U.S. production keeps surging and will continue for likely the rest of 2018 and beyond as new fracking techniques lengthen the production time of new wells, albeit at lower daily output.

So, even if rig counts fall, which they show no signs of doing, U.S. shale oil output will keep rising.  Brent output is falling, U.S. production is rising.  So, the Brent/WTI spread will continue to widen if new ‘markets’ aren’t opened up for U.S. shale producers.

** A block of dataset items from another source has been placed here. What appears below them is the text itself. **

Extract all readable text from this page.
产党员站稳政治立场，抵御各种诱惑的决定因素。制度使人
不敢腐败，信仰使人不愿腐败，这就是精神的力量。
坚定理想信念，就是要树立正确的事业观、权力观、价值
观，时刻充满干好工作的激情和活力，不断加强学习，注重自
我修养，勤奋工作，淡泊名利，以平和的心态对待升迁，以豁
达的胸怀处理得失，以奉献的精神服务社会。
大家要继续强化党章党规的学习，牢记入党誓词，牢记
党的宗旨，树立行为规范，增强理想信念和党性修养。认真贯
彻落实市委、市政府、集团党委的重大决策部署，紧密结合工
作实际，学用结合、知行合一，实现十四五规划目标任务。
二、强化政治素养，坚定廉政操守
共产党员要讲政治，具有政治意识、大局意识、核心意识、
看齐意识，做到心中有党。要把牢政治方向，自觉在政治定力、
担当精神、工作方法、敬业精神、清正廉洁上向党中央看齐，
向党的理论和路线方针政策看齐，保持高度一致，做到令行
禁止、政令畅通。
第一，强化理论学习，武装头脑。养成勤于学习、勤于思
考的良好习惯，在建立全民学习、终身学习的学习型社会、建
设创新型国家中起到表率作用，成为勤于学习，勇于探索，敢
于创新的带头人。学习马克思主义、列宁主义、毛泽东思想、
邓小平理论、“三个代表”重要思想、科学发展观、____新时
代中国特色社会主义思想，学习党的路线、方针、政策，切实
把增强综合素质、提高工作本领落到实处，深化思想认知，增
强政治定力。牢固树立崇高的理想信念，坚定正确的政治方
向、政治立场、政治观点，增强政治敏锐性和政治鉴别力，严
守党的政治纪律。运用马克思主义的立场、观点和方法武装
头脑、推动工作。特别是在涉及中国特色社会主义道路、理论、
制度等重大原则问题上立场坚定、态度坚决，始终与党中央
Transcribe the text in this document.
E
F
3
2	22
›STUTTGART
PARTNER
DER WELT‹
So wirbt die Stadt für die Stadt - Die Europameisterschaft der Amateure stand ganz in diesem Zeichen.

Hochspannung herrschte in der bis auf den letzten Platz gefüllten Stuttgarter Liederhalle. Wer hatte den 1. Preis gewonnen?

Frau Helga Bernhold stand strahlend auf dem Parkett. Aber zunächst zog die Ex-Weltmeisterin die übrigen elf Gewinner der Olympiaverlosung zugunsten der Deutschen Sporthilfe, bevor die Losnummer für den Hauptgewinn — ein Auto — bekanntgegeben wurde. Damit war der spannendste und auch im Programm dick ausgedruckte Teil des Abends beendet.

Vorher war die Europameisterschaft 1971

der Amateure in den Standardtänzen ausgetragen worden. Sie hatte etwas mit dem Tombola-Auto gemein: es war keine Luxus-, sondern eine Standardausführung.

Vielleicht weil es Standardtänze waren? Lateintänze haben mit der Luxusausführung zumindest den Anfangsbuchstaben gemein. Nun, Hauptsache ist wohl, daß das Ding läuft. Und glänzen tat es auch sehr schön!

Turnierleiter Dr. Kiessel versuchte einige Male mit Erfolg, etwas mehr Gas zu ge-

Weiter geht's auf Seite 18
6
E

This again, brings me back to the Iran Nuclear Deal being all about oil and not about bombs.  Ending the deal will allow Iran to restart its program which the conventional wisdom says they can spin up to a viable weapon within 18 months, quicker if its partner North Korea was successful in producing a viable warhead.

But, having removed Iran from the SWIFT financial payments network and seen Iran survive it, the threat of sanctions and SWIFT expulsion seem hollow. Both China and Russia have viable SWIFT alternatives and Iran has so few ties to both U.S. and European banking institutions after nearly a decade of hostilities.

Moreover, Turkey, who helped Iran survive without SWIFT in the past, is more than happy to stick it to the U.S. after its backing the Syrian Kurds.  In short, Iran has a lot more friends today than it did in 2012.

China and Russia are immensely stronger.  Israel and Saudi Arabia far weaker.  And that means that regardless of what Trump does on May 12th, the world is already prepared for the next steps.